O uso inteligente da IA no jornalismo
Entre os irresponsáveis que pretendem substituir 100% dos humanos por robôs e os puristas que não aceitam a IA como ferramenta de apoio há um enorme espaço
Entre os irresponsáveis que pretendem substituir 100% dos humanos por robôs e os puristas que não aceitam a IA como ferramenta de apoio há um enorme espaço
Atire o primeiro mouse o gerente de empresa jornalística que, preocupado pelos números que não estão aparecendo, não pensou em uma operação de corte de cabeças, substituídas por inteligência artificial (IA). A opção rasa, sem considerar o talento humano, rondou redações de todo o Brasil – e, salvo exceções, do mundo inteiro. Trata-se de uma decisão desesperada para entregar aos acionistas contas no positivo. E que, claro, é um tremendo tiro no pé. Véspera do desaparecimento da marca.
Só que entre os irresponsáveis que pretendem substituir 100% dos humanos por robôs e os puristas que não aceitam a IA como ferramenta de apoio ao jornalismo há um enorme espaço. O desenvolvimento das máquinas é real, está no dia a dia e, portanto, pode – e deve – conviver com o bom jornalismo. O problema é ajustar essa parceria. A IA está presente nos estudos de audiência, por exemplo, avaliando o comportamento de cada usuário (aliás, os algoritmos do Google nada mais são que ferramentas de IA, alimentadas pelos movimentos de navegação de cada indivíduo).
No departamento comercial há IA atuando nos dois lados: no veículo que tenta convencer o cliente a colocar seu anúncio – e aí aparecem boas estatísticas de alcance – e na empresa que consegue saber antecipadamente os efeitos dos anúncios em cada mídia e veículo. Assim, cada lado tenta dar mais valor ao seu negócio e o facilitador das estatísticas é, outra vez, a inteligência artificial.
A produção de conteúdo, contudo, é onde ainda existem dúvidas sobre o uso salutar da IA. Como escreveu o semiólogo Umberto Eco ao avaliar a chegada da televisão em um mercado dominado pelo rádio, não se deve ser nem apocalíptico nem integrado. Inteligência artificial existe. E desde a popularização de ferramentas como ChatGPT e Bard, virou assunto de intermináveis discussões de executivos de empresas de comunicação.
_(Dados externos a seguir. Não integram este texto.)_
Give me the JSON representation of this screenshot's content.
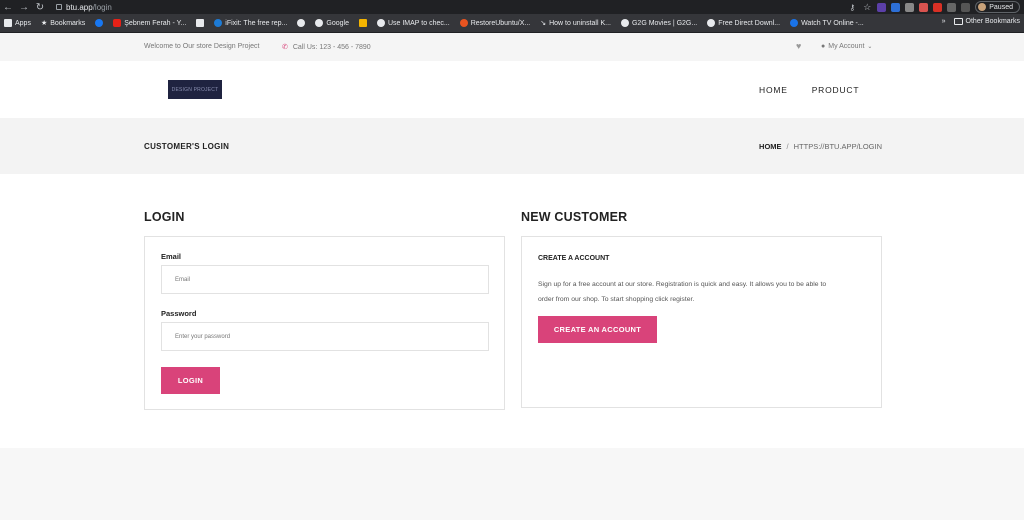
{
  "browser": {
    "url_host": "btu.app",
    "url_path": "/login",
    "paused_label": "Paused",
    "bookmarks": [
      {
        "label": "Apps",
        "icon": "apps-grid-icon"
      },
      {
        "label": "Bookmarks",
        "icon": "star-icon"
      },
      {
        "label": "",
        "icon": "facebook-icon"
      },
      {
        "label": "Şebnem Ferah - Y...",
        "icon": "youtube-icon"
      },
      {
        "label": "",
        "icon": "bookmark-icon"
      },
      {
        "label": "iFixit: The free rep...",
        "icon": "ifixit-icon"
      },
      {
        "label": "",
        "icon": "globe-icon"
      },
      {
        "label": "Google",
        "icon": "google-icon"
      },
      {
        "label": "",
        "icon": "bookmark-icon"
      },
      {
        "label": "Use IMAP to chec...",
        "icon": "google-icon"
      },
      {
        "label": "RestoreUbuntu/X...",
        "icon": "ubuntu-icon"
      },
      {
        "label": "How to uninstall K...",
        "icon": "tool-icon"
      },
      {
        "label": "G2G Movies | G2G...",
        "icon": "globe-icon"
      },
      {
        "label": "Free Direct Downl...",
        "icon": "globe-icon"
      },
      {
        "label": "Watch TV Online -...",
        "icon": "globe-icon"
      }
    ],
    "other_bookmarks": "Other Bookmarks"
  },
  "topbar": {
    "welcome": "Welcome to Our store Design Project",
    "call": "Call Us: 123 - 456 - 7890",
    "account": "My Account"
  },
  "header": {
    "logo_text": "DESIGN PROJECT",
    "menu": [
      "HOME",
      "PRODUCT"
    ]
  },
  "titlebar": {
    "title": "CUSTOMER'S LOGIN",
    "crumb_home": "HOME",
    "crumb_sep": "/",
    "crumb_current": "HTTPS://BTU.APP/LOGIN"
  },
  "login": {
    "heading": "LOGIN",
    "email_label": "Email",
    "email_placeholder": "Email",
    "password_label": "Password",
    "password_placeholder": "Enter your password",
    "button": "LOGIN"
  },
  "new_customer": {
    "heading": "NEW CUSTOMER",
    "subheading": "CREATE A ACCOUNT",
    "description_line1": "Sign up for a free account at our store. Registration is quick and easy. It allows you to be able to",
    "description_line2": "order from our shop. To start shopping click register.",
    "button": "CREATE AN ACCOUNT"
  },
  "colors": {
    "accent": "#d9437a",
    "logo_bg": "#1f2340"
  }
}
Um ótimo exemplo de como fazer a IA trabalhar em benefício do bom jornalismo vem do sueco Aftonbladet, líder nacional. O trabalho jornalístico segue o mesmo, feito por ótimos repórteres, com supervisão de talentosos editores. Mas a máquina produz uma versão reduzida, imediata, que ajuda os leitores sem tempo para ler a matéria completa. Outros veículos já estão fazendo o mesmo.
Um exemplo de uso, a cada dia mais popular nas redações, é a máquina degravando entrevistas. Para que perder tempo escutando uma hora de conversa, quando a ferramenta oferece a conversa em texto? Segundo recente pesquisa da WAN-Ifra (Associação Mundial de Jornais), metade das redações do mundo usa inteligência artificial de maneira habitual, mas apenas 20% têm uma política definida para isso. Esse é o grande risco – que pode acarretar em produção de fake news sem que esse seja o objetivo, claro.
Todos os programas de IA generativa se baseiam em conteúdos já produzidos. Ou seja, há um banco de dados de permanente alimentação que faz com que a máquina esteja sempre bem-informada. Só que não são claros os critérios para essa busca. Então entram tanto os conteúdos confiáveis como os duvidosos. É a regra, a forma de gerar novos conteúdos.
Se os meios de comunicação quiserem sobreviver em tempos de IA, será preciso entender a inteligência artificial e as ferramentas oferecidas. E adotar estratégias de manutenção do valor mais básico da mídia: a confiança nos conteúdos produzidos. Sem isso, a audiência desaparece. A marca logo depois.